At a country home designed by Steven Gambrel, garden and lifestyle brand Terrain sets the scene for entertaining.
Foxfire, the bucolic 127-acre farm in the rolling hills of Maryland’s Harford County, holds a special place in Steven Gambrel‘s design portfolio: It happens to belong to his best friends. It’s also a residence the designer frequents in the fall and winter months when the region partakes in traditional equestrian events and festivities making this an ideal spot for hosting get-togethers.
Because this kitchen is a true workhorse in every sense of the word and one of the most heavily used areas of the home, Gambrel made sure to prioritize both form and function.
The New York-based interior designer is a true master when it comes to creating beautiful, elegant and layered kitchens. This space, which was completely gutted and reimagined, is no different.
Where did you begin when designing this kitchen?
First, I surveyed the space and determined that we needed to significantly renovate it. The day begins and ends in this kitchen, and the morning light is particularly beautiful here. So, I thought about where the sunlight is best and this is where I positioned the sink. From there, I looked at the functionality of the room which, in this case, is to serve, so I wanted to make sure dishes and glasses could be seen and accessed quickly and easily. Eliminating upper cabinets helps aesthetically with the airiness of the space, but it also makes the function of it immediately apparent because everything is visible.
Tell us about your approach to texture.
The clients were looking for more neutral interiors; it was fun to rethink this kitchen in terms of texture instead of color. I love big, thick stone, so I put the countertops through a heating process called sweating that makes the surface beautifully uneven but still smooth and creates a patina of sorts. The cabinets are cyrus oak, which has a gorgeous finish but is very durable. I’m always thinking about materials that will be the easiest to live with and use.

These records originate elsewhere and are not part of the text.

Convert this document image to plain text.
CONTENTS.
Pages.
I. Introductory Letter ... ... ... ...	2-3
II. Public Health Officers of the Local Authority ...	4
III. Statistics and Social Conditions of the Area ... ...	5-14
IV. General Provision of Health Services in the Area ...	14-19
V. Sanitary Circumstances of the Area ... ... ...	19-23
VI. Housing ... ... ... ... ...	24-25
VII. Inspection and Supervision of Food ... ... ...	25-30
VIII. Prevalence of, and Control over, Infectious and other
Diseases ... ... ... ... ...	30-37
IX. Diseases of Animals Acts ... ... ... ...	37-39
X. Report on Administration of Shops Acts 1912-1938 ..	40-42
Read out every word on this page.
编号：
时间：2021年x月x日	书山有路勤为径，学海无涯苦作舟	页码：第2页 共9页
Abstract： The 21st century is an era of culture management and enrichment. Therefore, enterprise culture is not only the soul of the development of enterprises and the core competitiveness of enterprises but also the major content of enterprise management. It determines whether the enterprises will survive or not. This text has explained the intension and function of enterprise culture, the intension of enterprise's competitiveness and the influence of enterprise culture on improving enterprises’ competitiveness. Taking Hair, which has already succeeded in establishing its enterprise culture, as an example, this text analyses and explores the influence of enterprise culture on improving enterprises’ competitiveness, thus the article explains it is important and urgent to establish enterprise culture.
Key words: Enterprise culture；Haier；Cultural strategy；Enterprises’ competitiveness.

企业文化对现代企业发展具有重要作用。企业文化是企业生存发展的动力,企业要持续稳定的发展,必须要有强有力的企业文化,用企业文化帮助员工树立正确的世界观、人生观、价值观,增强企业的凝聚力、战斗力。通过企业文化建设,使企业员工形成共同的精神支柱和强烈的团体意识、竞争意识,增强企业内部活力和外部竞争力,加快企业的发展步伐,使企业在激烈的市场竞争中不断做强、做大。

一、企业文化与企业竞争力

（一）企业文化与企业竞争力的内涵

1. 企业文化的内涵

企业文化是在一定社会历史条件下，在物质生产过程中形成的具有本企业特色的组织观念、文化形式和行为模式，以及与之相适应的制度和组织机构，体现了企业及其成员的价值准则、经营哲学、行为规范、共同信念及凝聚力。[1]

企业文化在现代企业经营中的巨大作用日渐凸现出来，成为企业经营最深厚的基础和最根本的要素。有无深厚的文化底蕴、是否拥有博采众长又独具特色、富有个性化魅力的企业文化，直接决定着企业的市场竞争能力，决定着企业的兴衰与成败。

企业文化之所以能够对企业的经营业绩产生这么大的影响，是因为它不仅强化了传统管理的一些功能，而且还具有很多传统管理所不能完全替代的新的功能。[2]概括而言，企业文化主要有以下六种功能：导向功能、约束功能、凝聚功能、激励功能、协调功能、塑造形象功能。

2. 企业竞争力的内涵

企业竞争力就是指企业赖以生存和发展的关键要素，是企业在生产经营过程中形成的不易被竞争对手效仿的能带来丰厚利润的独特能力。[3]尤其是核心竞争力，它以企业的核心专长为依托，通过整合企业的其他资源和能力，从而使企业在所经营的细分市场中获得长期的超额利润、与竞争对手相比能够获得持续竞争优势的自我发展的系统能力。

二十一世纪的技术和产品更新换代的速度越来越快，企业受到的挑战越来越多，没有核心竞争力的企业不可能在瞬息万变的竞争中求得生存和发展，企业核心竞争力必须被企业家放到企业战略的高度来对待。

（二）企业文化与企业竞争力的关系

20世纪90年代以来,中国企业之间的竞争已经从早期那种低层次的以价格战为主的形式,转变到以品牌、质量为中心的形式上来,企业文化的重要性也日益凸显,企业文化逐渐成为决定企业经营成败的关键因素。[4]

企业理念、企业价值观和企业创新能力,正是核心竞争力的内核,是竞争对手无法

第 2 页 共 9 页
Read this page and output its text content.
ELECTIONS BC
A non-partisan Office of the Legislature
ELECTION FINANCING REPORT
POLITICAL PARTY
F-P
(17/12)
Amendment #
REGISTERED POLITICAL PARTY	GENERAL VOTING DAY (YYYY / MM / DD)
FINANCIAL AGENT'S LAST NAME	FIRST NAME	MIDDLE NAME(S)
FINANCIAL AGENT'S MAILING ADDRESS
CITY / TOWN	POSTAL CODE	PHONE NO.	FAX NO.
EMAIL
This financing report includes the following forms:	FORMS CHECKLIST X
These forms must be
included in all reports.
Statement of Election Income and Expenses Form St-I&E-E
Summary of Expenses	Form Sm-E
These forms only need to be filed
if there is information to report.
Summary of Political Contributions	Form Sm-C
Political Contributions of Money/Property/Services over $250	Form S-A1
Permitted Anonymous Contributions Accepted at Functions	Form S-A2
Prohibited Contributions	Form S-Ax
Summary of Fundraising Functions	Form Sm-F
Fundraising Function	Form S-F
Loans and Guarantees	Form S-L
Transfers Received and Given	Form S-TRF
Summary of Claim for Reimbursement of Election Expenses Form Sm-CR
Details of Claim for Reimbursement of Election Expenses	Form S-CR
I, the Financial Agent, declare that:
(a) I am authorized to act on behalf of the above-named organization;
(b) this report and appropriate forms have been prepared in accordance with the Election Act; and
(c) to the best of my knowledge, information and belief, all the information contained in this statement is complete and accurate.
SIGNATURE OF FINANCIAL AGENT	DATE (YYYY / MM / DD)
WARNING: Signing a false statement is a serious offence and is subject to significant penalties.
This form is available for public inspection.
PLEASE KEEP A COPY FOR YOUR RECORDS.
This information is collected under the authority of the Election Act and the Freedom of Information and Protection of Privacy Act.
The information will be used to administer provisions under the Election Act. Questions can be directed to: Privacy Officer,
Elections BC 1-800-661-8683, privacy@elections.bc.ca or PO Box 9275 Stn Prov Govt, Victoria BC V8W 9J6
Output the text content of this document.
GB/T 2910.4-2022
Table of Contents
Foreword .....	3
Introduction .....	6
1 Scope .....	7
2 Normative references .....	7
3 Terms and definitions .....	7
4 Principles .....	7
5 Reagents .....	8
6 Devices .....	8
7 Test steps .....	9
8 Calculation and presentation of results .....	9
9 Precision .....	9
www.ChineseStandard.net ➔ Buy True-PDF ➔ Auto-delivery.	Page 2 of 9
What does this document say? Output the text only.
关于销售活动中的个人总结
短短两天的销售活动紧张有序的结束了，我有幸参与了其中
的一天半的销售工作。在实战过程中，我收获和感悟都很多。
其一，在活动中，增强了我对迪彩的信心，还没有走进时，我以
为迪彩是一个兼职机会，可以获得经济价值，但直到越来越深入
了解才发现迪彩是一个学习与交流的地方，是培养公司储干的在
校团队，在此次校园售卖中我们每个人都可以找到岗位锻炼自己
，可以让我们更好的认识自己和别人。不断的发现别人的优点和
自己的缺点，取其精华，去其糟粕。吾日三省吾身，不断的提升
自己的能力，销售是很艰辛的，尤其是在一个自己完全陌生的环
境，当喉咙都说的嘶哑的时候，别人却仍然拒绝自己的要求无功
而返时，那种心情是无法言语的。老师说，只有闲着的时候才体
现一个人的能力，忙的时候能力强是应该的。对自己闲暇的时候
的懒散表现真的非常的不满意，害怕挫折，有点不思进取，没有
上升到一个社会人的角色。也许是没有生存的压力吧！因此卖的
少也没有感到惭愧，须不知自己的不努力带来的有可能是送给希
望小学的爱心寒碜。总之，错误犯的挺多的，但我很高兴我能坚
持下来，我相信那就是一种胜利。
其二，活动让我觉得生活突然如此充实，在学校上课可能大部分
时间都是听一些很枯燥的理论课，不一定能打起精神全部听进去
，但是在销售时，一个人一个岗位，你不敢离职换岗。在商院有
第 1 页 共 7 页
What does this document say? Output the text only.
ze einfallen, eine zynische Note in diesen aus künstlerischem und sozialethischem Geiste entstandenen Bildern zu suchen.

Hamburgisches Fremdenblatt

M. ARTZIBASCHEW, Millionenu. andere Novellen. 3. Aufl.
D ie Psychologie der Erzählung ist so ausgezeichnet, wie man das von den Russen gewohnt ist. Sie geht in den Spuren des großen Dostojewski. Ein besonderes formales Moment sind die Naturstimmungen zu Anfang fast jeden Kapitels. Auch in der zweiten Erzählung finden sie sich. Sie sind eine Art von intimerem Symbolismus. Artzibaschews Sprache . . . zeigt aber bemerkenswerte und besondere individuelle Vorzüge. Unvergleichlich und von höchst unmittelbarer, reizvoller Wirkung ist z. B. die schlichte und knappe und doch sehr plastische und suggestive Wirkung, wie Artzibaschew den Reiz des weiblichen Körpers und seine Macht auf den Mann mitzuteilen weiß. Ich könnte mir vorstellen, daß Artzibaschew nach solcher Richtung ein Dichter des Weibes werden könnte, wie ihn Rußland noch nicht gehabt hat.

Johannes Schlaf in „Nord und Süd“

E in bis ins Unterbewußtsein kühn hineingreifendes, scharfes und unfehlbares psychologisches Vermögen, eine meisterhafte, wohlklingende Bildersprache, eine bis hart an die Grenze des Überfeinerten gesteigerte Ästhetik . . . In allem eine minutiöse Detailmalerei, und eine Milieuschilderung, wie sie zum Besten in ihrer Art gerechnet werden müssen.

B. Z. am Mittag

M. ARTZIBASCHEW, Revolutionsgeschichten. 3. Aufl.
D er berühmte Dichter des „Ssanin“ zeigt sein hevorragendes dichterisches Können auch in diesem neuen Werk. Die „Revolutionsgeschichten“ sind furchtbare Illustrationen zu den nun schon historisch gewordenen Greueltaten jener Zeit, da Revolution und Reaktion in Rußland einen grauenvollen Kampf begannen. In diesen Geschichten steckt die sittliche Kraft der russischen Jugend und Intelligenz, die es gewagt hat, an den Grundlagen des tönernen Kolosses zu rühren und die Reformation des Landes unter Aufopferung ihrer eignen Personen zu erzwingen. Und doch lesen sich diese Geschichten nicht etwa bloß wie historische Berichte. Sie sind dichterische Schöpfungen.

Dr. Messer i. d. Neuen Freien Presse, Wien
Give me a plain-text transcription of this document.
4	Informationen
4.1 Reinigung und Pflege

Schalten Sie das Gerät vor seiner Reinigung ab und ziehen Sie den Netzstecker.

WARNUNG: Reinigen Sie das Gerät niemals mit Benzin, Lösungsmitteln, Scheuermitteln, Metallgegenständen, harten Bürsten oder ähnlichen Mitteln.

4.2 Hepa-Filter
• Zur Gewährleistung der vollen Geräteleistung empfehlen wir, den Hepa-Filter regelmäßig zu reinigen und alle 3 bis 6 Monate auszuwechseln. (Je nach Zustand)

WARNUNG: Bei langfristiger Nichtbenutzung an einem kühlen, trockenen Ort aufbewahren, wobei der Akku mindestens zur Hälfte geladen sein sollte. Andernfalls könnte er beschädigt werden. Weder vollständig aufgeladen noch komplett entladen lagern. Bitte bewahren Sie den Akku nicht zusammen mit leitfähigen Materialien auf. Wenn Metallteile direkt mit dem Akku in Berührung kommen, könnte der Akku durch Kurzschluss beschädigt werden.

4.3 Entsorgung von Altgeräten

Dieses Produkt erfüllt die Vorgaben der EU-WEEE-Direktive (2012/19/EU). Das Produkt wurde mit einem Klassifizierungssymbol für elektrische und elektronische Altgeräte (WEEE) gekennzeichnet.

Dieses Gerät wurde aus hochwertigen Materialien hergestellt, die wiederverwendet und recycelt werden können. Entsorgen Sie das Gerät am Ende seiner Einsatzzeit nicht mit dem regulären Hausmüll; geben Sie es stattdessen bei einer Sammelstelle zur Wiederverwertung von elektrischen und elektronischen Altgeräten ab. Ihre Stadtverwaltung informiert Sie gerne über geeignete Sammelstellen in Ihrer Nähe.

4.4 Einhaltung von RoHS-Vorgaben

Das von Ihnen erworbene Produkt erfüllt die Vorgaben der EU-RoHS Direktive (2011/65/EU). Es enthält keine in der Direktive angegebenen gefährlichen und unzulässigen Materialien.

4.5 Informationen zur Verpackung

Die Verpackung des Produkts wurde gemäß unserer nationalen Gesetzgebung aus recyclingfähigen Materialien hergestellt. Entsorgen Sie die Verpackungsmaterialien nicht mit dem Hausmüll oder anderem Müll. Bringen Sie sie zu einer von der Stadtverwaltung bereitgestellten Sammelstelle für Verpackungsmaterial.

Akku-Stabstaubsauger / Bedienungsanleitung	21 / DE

How is the adjoining storage room used?
This area holds the silver and decorative dishes for serving in the formal dining room–we allude to this space as the servery. Food is also laid out here for more casual evenings, but many nights center around big dinners and having friends over in the dining room. I transformed this smaller space into a pretty open room that has a very calming spirit, especially with the silver wall.